Specializes in Rehab, Med Surg, Home Care.

This has happened to me more than once. I hava always called the MD; generally they order me to give half the indicated dose of insulin and usually this works out very well. The glucose level will be moderately controlled without bottoming out. I also ask for a follow-up plan so I am not re-calling every couple of hours. For instance, when to recheck glucose, when to cover (if not the routine time) and when MD needs to be called.

Specializes in Tele, Renal, ICU, CIU, ER, Home Health..

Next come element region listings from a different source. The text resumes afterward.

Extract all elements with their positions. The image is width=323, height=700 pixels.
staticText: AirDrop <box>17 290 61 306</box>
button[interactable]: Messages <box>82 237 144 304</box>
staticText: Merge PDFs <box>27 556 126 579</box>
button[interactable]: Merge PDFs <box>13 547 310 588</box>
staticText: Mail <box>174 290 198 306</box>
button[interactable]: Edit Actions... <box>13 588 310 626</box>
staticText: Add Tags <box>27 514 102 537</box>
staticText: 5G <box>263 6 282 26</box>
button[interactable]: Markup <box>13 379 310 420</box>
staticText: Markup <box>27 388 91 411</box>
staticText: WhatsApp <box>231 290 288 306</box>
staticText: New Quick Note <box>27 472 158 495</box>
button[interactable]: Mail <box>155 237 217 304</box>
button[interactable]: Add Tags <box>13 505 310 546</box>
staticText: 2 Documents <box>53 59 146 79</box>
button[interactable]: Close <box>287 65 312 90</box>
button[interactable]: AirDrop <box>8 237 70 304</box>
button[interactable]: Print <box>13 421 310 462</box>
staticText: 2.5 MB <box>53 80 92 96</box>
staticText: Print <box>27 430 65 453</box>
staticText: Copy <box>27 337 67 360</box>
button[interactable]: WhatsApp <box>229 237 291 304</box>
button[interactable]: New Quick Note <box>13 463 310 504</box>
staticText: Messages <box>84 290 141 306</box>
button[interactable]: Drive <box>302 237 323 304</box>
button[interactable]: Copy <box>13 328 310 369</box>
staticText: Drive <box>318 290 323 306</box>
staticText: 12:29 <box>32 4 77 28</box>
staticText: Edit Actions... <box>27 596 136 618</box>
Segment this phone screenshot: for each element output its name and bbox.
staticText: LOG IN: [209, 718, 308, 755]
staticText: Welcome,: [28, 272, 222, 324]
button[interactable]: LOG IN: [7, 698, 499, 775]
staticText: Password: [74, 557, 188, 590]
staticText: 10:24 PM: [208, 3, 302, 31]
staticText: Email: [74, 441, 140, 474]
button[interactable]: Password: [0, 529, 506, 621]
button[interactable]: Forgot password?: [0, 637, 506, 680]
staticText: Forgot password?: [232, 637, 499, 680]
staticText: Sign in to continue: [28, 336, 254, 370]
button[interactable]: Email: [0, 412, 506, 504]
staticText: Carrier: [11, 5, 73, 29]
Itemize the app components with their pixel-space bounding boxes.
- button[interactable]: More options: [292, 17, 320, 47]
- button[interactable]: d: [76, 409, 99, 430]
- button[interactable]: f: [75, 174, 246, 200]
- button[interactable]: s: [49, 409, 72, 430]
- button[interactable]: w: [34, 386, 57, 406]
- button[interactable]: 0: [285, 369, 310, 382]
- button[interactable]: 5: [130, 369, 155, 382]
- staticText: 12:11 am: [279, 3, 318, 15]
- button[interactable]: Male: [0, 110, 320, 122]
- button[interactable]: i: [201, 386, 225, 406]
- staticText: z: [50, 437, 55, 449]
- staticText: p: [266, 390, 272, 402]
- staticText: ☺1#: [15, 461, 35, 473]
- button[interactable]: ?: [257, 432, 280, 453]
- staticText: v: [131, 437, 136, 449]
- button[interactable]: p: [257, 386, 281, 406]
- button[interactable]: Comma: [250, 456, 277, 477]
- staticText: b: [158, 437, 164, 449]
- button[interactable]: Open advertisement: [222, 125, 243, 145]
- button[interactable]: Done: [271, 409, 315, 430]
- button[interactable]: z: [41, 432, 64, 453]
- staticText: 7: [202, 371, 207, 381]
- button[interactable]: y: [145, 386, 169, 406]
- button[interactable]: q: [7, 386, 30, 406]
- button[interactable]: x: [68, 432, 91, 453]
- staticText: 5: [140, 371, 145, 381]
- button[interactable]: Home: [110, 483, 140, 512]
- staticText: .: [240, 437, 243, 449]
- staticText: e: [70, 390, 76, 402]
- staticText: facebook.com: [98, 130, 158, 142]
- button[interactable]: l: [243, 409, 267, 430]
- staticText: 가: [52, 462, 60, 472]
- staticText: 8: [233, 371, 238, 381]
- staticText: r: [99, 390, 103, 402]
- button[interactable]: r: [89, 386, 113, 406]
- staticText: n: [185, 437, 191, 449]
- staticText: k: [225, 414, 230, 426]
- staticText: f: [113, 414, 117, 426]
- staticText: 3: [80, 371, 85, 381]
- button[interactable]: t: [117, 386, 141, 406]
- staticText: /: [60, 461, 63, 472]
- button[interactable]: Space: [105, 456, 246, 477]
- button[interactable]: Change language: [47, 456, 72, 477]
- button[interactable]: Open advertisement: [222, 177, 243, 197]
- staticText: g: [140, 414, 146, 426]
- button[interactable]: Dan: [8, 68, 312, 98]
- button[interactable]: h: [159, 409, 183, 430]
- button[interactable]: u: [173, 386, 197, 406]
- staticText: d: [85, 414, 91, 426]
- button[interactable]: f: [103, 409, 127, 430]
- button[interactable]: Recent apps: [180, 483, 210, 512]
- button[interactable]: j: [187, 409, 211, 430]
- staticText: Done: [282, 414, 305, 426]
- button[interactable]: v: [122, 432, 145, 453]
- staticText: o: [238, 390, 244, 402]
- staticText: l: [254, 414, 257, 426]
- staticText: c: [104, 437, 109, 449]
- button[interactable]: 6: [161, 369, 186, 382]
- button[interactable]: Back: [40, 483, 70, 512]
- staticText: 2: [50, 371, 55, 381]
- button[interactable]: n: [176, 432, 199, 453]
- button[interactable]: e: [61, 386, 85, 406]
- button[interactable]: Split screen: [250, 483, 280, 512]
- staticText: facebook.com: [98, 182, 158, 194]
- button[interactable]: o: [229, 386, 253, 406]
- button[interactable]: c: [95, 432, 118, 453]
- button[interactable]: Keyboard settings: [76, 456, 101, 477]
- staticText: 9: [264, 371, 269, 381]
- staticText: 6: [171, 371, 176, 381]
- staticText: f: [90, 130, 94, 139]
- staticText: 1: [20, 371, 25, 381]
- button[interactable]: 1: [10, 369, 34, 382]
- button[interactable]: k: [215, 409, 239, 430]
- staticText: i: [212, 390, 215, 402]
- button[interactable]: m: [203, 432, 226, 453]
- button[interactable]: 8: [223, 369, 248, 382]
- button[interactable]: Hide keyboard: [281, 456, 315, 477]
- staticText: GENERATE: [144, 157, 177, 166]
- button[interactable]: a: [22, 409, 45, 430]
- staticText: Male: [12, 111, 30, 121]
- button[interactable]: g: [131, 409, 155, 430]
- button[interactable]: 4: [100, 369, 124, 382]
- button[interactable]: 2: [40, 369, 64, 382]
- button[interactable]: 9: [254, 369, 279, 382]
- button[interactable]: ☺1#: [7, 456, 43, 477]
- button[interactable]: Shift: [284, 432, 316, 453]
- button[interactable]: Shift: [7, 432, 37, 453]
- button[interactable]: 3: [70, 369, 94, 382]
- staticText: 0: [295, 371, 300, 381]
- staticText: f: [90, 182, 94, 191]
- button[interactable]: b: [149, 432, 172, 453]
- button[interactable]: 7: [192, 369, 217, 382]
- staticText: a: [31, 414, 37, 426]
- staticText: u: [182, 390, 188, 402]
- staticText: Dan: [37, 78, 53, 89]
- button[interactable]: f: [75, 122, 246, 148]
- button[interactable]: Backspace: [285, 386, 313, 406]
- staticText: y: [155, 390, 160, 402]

This is a great learning experience! It's also a great opportunity for patient teaching. Many diabetics do not understand sick day management for their diabetes. If they are sick and not eating, they hold their diabetic meds. The stress/illness causes their BG rise regardless of oral intake. Many, if not all of the DKA admits to the hospital are caused by some sort of infection to begin with.

As for holding insulin (or any medication). Check your hospital policy and procedures. Most will state that the MD must be notified if no previous parameters were given.

I work nights, and the day nurse had given 40 units of 70/30 for a BS of around 250 before dinner. Needless to say about 2 hours into my shift I was called to the room to find an unresponsive patient who would only read LOW for her BS! I really felt like the day nurse should have questioned #1 if the resident was going to eat dinner (which she didn't or very little of) and #2 if that much insulin was really needed. Gave me a good adrenaline rush anyway!